PM: Oh, Tommy Makem, sure.

JEH: --the Clancy Brothers and Tommy Makem.

PM: Yeah, growing up in Yonkers in an Irish-American household, those are certainly familiar names to me.

JEH: Yeah.


JEH: So I learned to sing a lot of political songs, too, when I was quite young, due to my mom's influence.

PM: Are you folks still around?

JEH: Yeah, they are. They are, and living in California, where I spent most of my growing up. And they're still very active artists.

PM: Wow. Are they in the San Diego area, or--

JEH: No. They've recently moved up to the Bay Area. They're in Santa Cruz.

PM: Santa Cruz, beautiful. I've done a lot of years up there in Marin and Sonoma Counties.

JEH: Ooh, nice.

PM: Totally nice. So your parents are still together, as well?

JEH: Yes, one of the few.

PM: Yeah, right. What about your brothers, all older, as you say?

JEH: Yeah.

PM: Are they all still around, and what are they up to?

JEH: Well, my oldest brother is a doctor, and my next oldest brother is a filmmaker, and my next oldest brother is an architect.

PM: Well, that's quite a reputable bunch.

JEH: Well, they went into creative fields, I guess. That was kind of part of our family tradition.

PM: Wow. So what was it like growing up the only girl and the youngest child, to boot, especially in what seems to amount to a big one-room loft?

JEH: Ah, well, that was pretty crowded. But we left that by the time I was five.

PM: Oh, okay.

JEH: Yeah. We did a small stint in New Mexico, and then moved to California.

PM: I see. Interesting. What were you like in your early years, and then in your high school years? What kind of a person were you in the early part of your life?

JEH: That is such an interesting question. Let me think back. I was pretty solitary. I always had a few close friends, but I liked to spend a lot of time alone, thinking. And I always played music. From the time I was five, I was in guitar lessons. I got the first, I think, when I was three, but I would just bang around, playing with my mom. But by five I got my first guitar. So I would spend a lot of time solo on it.

PM: Wow.

JEH: And then I started to write--nothing interesting, but writing just really appealed to me. By high school I was writing very corny love songs, young love.

PM: And did the other kids know that you played? Like would you play in talent shows or so forth?

JEH: A little bit, but not really. I wasn't as public with it then as I got after high school. I played with friends. Or I wrote songs for friends--maybe they were going away, for a year or something, and I'd write them a song as a goodbye present, things like that.

PM: Wow. But you didn't get into bands or anything in your school years?

JEH: No, I wasn't really into bands at that time.

PM: And did you come through a folk and country blues period?

JEH: Well, yeah, I did.

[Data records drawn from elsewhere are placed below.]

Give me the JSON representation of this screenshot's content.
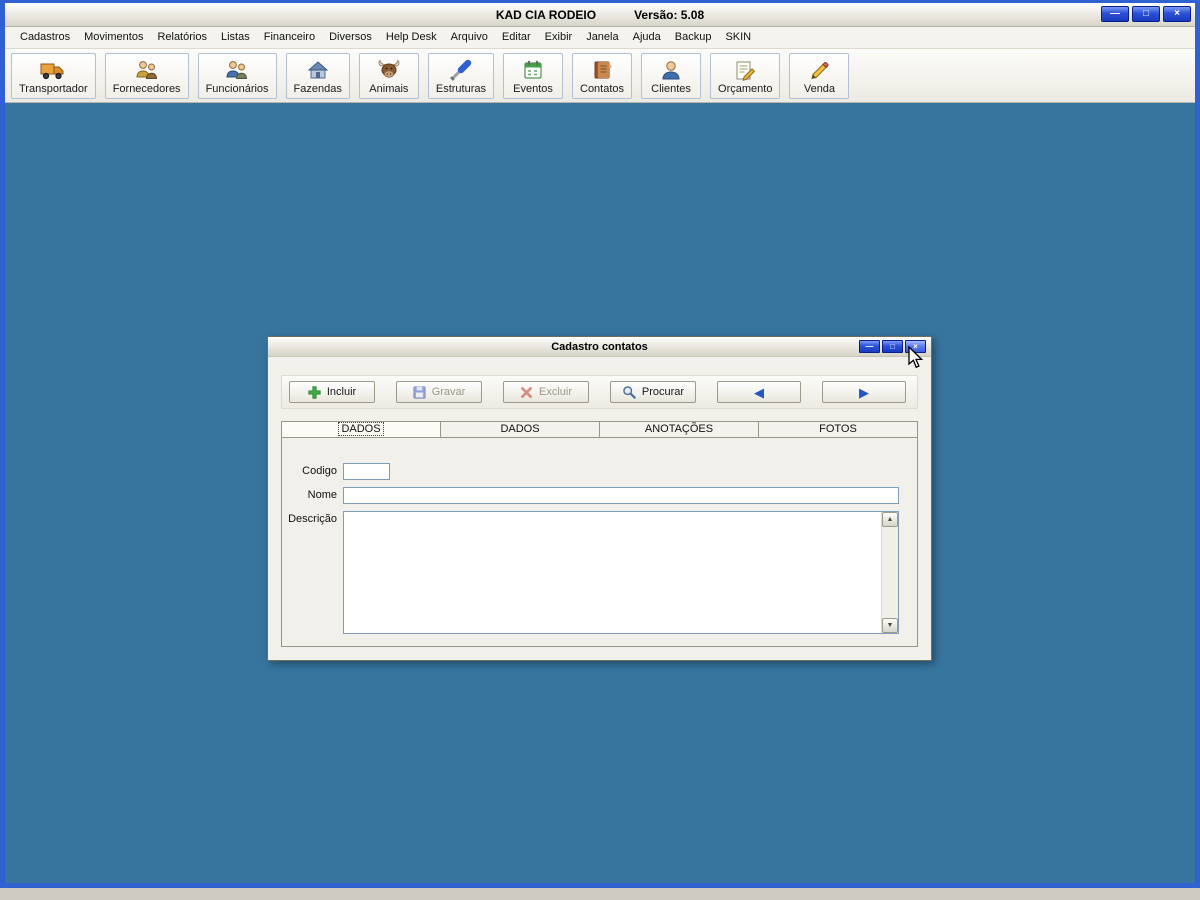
{
  "window": {
    "title": "KAD CIA RODEIO",
    "version": "Versão: 5.08"
  },
  "window_controls": {
    "minimize": "—",
    "maximize": "□",
    "close": "×"
  },
  "menu": {
    "items": [
      "Cadastros",
      "Movimentos",
      "Relatórios",
      "Listas",
      "Financeiro",
      "Diversos",
      "Help Desk",
      "Arquivo",
      "Editar",
      "Exibir",
      "Janela",
      "Ajuda",
      "Backup",
      "SKIN"
    ]
  },
  "toolbar": {
    "buttons": [
      {
        "label": "Transportador",
        "icon": "truck-icon"
      },
      {
        "label": "Fornecedores",
        "icon": "people-icon"
      },
      {
        "label": "Funcionários",
        "icon": "people-icon"
      },
      {
        "label": "Fazendas",
        "icon": "house-icon"
      },
      {
        "label": "Animais",
        "icon": "bull-icon"
      },
      {
        "label": "Estruturas",
        "icon": "screwdriver-icon"
      },
      {
        "label": "Eventos",
        "icon": "calendar-icon"
      },
      {
        "label": "Contatos",
        "icon": "address-book-icon"
      },
      {
        "label": "Clientes",
        "icon": "person-icon"
      },
      {
        "label": "Orçamento",
        "icon": "notepad-pencil-icon"
      },
      {
        "label": "Venda",
        "icon": "pencil-icon"
      }
    ]
  },
  "dialog": {
    "title": "Cadastro contatos",
    "toolbar": {
      "incluir_label": "Incluir",
      "gravar_label": "Gravar",
      "excluir_label": "Excluir",
      "procurar_label": "Procurar",
      "gravar_enabled": false,
      "excluir_enabled": false,
      "prev_glyph": "◀",
      "next_glyph": "▶"
    },
    "tabs": [
      {
        "label": "DADOS",
        "active": true
      },
      {
        "label": "DADOS",
        "active": false
      },
      {
        "label": "ANOTAÇÕES",
        "active": false
      },
      {
        "label": "FOTOS",
        "active": false
      }
    ],
    "form": {
      "codigo_label": "Codigo",
      "codigo_value": "",
      "nome_label": "Nome",
      "nome_value": "",
      "descricao_label": "Descrição",
      "descricao_value": ""
    },
    "scrollbar": {
      "up_glyph": "▲",
      "down_glyph": "▼"
    }
  }
}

I was a huge fan of Mississippi John Hurt, and Gary Davis.

PM: I think John Hurt taught us all to play the guitar.

JEH: Yeah. [laughs] Elizabeth Cotton, too. One of the first songs I ever learned was "Freight Train."

PM: And who knew that she played it left-handed upside down.

JEH: Exactly.

PM: Yeah, nobody. It's a lot harder like that, I should think.

JEH: But the first time I remember hearing jazz that really impacted me as a person, I think I was eight years old. But when it made me know that jazz was part of my bones was at a party with my parents. And there was a stand-up bass player, and a woman singing. She just seemed--at once it seemed so wild and out of control, and at the other times it seemed so intricate and engaged in the harmonies, that it sort of had this balance of groundedness and flight. And I really loved it. So at that point I knew that jazz was going to be part of my language, I just wasn't sure how.

PM: It's so interesting that an experience like that can trigger a lifetime of dedication. And yet, frequently those experiences, one looks back and says, "Well, I don't know even who that woman was."

JEH: Exactly. [laughs]

PM: And is that true for you? You don't know who she was?

JEH: No.

PM: Wow.

JEH: But I owe her a debt of gratitude.